Bukan hal lain yang diharapkan selain berkah dan harapan bisa segera dipanggil ke Baitullah.

Tak hanya air zamzam yang biasa menjadi buah tangan, barang-barang khas seperti gantungan kunci bergambar Kakbah, maupun berbentuk unta, gamis laki-laki dan surban juga tak kalah menjadi incaran.

Di sela-sela ibadah, para jamaah menyempatkan berbelanja oleh-oleh untuk keluarga di rumah.

Mereka semakin di mudahkan dengan hadirnya para pedagang yang menggelar dagangannya di sekitar hotel tempat tinggal jamaah.
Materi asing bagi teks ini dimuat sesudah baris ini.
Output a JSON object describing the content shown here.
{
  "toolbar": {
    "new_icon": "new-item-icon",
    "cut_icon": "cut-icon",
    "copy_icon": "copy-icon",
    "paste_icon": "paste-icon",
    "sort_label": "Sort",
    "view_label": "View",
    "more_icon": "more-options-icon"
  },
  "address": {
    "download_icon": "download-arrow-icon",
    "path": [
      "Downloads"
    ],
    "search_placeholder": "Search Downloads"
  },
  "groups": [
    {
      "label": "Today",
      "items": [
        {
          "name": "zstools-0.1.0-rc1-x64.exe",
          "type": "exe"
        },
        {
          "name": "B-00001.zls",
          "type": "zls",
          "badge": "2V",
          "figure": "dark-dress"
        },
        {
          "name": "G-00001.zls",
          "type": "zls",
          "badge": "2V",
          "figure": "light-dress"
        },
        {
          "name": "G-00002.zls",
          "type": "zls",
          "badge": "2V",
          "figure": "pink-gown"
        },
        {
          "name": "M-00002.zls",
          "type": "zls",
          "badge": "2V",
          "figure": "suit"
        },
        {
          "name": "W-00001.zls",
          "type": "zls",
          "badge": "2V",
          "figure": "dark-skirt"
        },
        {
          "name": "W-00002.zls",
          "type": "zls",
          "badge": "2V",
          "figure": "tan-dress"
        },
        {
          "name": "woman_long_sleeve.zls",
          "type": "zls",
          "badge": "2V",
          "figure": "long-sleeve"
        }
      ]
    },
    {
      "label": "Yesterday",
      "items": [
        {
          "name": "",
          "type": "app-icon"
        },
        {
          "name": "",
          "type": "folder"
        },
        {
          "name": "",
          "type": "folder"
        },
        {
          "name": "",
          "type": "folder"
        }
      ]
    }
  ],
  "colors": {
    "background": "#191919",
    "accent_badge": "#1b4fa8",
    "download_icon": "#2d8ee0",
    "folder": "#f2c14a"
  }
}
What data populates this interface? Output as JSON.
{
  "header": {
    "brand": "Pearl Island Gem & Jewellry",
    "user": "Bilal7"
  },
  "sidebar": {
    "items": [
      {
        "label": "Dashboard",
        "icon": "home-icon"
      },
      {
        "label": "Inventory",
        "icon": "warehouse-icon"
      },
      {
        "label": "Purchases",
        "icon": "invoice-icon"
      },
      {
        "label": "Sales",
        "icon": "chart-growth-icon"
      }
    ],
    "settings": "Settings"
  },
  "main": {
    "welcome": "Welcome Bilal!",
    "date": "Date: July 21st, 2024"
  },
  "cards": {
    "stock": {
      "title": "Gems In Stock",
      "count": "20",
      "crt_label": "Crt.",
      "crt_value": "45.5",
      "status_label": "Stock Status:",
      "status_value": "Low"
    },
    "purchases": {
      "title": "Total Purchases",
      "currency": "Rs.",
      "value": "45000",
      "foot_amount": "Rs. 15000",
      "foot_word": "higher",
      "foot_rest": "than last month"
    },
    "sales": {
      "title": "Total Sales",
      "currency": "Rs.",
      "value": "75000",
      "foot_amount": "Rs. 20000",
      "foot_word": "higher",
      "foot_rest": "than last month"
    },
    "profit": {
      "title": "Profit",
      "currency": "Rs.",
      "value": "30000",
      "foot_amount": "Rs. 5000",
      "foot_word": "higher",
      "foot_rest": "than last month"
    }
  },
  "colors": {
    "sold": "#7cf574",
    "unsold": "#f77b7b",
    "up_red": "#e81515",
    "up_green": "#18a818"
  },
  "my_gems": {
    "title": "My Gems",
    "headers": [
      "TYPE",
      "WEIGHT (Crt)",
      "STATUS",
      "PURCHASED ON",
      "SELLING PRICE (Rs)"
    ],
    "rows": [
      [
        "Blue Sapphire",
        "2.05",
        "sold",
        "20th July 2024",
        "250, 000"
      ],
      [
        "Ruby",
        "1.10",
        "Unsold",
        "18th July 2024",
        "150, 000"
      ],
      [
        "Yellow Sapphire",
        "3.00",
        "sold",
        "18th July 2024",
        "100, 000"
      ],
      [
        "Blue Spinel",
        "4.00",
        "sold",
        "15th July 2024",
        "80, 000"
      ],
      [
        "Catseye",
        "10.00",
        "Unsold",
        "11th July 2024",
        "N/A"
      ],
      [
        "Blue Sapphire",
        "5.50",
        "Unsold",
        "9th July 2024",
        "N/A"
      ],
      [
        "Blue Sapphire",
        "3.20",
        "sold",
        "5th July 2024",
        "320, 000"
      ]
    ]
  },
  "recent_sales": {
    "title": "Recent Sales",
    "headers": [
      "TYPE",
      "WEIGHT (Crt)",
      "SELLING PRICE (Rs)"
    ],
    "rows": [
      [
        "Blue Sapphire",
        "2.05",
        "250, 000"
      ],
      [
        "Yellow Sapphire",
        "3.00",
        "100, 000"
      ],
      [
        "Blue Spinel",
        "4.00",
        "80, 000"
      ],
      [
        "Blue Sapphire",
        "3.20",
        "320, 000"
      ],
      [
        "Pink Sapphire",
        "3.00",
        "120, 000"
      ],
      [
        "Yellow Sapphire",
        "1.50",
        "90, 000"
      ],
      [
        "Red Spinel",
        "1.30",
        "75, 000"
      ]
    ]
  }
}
Seperti di hotel Sultan di sektor 2 Syisyah, halaman hotel yang tidak berpagar dari pagi sudah ramai oleh pedagang dan jamaah yang mengerubungi.

Jamaah yang sebagian besar dari Sulawesi rata-rata menenteng kantong plastik besar di tangan mereka berisi baju, gamis, dan lainnya.

Abbas dari Bone mengaku membelanjakan uangnya nyaris Rp2 juta untuk membeli delapan potong gamis laki-laki.

“Nanti dibagi ke saudara-saudara,” kata Abbas. Ia sengaja membeli banyak karena menurut dia lebih murah dibandingkan harga di kampung halaman.

Bahkan ia sengaja tidak membawa banyak barang dari Tanah Air ketika berangkat agar lebih banyak ruang kosong untuk oleh-oleh ketika pulang nanti.

Beragam tradisi unik jamaah tersebut menjadikan musim haji 1443H/2022M semakin berwarna dan bentuk syukur yang tak terhingga bisa menginjakkan kaki di Tanah Suci dengan segala kenangannya yang akan terus terpatri hingga di rumah nanti.